Peering In Windows

There must be a 12-step program for people like me. "Hi, I'm Dena Harris and I like to peer into people's windows at night."

"Hi, Dena!"

I've done it since I was a child. Riding in the back of my parents car on the way home from visiting relatives, I would crane my neck to stare into the lit interiors of the houses we passed. And I wondered about the dark homes, especially the ones with NO lights on. Were the people on vacation? In bed? Were they driving home just like us and how scary and weird it would be to come home to a completely black house. Or were they just scary people, sitting in the dark in the middle of their house with the shades pulled?

But mostly I looked in the windows. I wasn't interested in seeing the people so much as what their home looked like. What color were the walls? Did they have a landscape painting or a deer head over the fireplace? Was the TV on and if so, what were they watching? I'd glimpse a grandfather clock or a dining room table covered in lace.  There would be bare bulb lamps and bookshelves filled to overflowing. Every house was different yet I felt I knew the people inside each of them. Probably because I spend so much time  guessing what their lives were like.
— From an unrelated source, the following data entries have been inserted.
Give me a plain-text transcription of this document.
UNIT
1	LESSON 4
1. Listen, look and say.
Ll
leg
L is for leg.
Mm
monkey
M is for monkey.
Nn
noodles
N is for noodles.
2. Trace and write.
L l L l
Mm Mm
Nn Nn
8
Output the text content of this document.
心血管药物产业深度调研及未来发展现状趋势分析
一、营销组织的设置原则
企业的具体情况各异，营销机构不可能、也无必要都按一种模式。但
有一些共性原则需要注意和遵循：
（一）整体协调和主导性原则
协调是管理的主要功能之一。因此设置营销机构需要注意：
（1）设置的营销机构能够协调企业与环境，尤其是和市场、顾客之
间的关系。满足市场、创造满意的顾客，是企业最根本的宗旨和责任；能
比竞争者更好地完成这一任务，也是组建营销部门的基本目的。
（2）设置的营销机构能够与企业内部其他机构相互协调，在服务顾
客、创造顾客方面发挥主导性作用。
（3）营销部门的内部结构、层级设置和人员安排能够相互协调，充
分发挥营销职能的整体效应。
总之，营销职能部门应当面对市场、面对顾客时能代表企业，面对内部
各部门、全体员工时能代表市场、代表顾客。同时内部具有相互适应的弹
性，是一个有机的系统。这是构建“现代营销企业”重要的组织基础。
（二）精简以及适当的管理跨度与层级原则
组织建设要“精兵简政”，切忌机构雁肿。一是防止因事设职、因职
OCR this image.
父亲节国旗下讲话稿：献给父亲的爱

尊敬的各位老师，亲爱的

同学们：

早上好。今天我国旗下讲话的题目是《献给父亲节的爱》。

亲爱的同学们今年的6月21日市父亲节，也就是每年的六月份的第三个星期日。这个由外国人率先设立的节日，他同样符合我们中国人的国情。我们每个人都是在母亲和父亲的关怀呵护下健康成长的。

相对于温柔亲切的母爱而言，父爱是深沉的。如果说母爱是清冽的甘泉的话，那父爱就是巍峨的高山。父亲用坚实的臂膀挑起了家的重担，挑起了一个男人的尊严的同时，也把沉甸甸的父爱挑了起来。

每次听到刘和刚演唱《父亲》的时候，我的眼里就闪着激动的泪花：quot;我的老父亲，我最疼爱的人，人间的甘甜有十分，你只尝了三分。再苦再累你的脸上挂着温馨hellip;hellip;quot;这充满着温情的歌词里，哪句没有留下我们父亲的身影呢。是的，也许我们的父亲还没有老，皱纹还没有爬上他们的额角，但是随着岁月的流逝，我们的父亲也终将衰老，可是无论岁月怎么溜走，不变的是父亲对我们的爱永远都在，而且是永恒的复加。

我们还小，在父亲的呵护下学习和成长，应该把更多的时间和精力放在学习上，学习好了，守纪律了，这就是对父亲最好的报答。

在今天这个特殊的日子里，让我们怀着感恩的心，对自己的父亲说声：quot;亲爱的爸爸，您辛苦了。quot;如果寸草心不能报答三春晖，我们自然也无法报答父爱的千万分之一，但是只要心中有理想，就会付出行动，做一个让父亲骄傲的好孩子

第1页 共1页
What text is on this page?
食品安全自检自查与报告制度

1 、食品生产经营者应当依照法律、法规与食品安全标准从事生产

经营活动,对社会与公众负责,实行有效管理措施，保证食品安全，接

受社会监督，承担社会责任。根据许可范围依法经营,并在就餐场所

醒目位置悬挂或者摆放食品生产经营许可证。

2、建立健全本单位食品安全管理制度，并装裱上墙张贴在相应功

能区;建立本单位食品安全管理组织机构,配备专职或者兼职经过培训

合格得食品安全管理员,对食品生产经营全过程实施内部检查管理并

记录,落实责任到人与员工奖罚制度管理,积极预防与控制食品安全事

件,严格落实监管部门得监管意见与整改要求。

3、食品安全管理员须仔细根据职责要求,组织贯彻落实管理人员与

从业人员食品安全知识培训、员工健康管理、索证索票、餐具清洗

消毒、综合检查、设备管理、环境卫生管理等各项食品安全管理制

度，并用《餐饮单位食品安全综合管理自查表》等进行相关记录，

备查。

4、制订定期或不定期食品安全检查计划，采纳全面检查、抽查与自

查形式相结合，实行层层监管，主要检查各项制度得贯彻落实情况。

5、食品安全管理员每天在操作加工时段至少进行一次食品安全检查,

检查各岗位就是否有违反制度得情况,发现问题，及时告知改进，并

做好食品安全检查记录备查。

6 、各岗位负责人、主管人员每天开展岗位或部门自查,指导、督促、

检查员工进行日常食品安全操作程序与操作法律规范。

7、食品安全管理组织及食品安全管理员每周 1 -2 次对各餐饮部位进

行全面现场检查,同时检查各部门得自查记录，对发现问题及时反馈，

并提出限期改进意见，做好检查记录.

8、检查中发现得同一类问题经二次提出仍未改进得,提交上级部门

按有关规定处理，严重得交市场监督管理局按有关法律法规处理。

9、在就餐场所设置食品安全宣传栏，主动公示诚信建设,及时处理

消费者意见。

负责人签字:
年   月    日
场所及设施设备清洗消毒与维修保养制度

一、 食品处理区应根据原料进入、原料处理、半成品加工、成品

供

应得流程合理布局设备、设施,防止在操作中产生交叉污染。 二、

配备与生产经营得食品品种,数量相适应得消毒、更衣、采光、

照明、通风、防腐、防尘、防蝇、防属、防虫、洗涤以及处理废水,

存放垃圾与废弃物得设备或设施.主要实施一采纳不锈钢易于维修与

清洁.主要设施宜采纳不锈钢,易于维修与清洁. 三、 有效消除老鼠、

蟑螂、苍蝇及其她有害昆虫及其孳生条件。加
Even today, walking into someone's home, don't you get an immediate sense of who they are? I'd look into a home and see a TV flickering and the front door open to reveal the screen door and light on in the kitchen and I'd guess the family was getting ready to set down to a late supper.

Some homes looked tired and worn and it was easy to imagine the people in them feeling the same way. But maybe, I thought, they love their little home and think it's the prettiest and most comfortable house they've ever seen. Maybe they loved the way it looked with bare walls and slip covered furniture. Who could say?

All of this comes up because I had another little mini-bout with insomnia the other night and I climbed the stairs in the dark and looked out the window. To my right, my neighbors house was all lit up, although the blinds were closed. But it was obvious that even at 11:30 at night, people were active there. On the other side of our home, it was dark except for the dim glow of the front porch light. Everyone tucked in.

I read for 30 minutes and then turned the light out to head back downstairs. Now my neighbors brightly lit house was dark except for one room. I felt like I had been spying on them, knowing when they had been up and when they had retired.

I wonder what people think if they drive by our home and peer in the windows. Do they guess it's a happy home? Do they picture a big family living here? What do they imagine about our lives?

There's no way to ever know, but it sure would be interesting.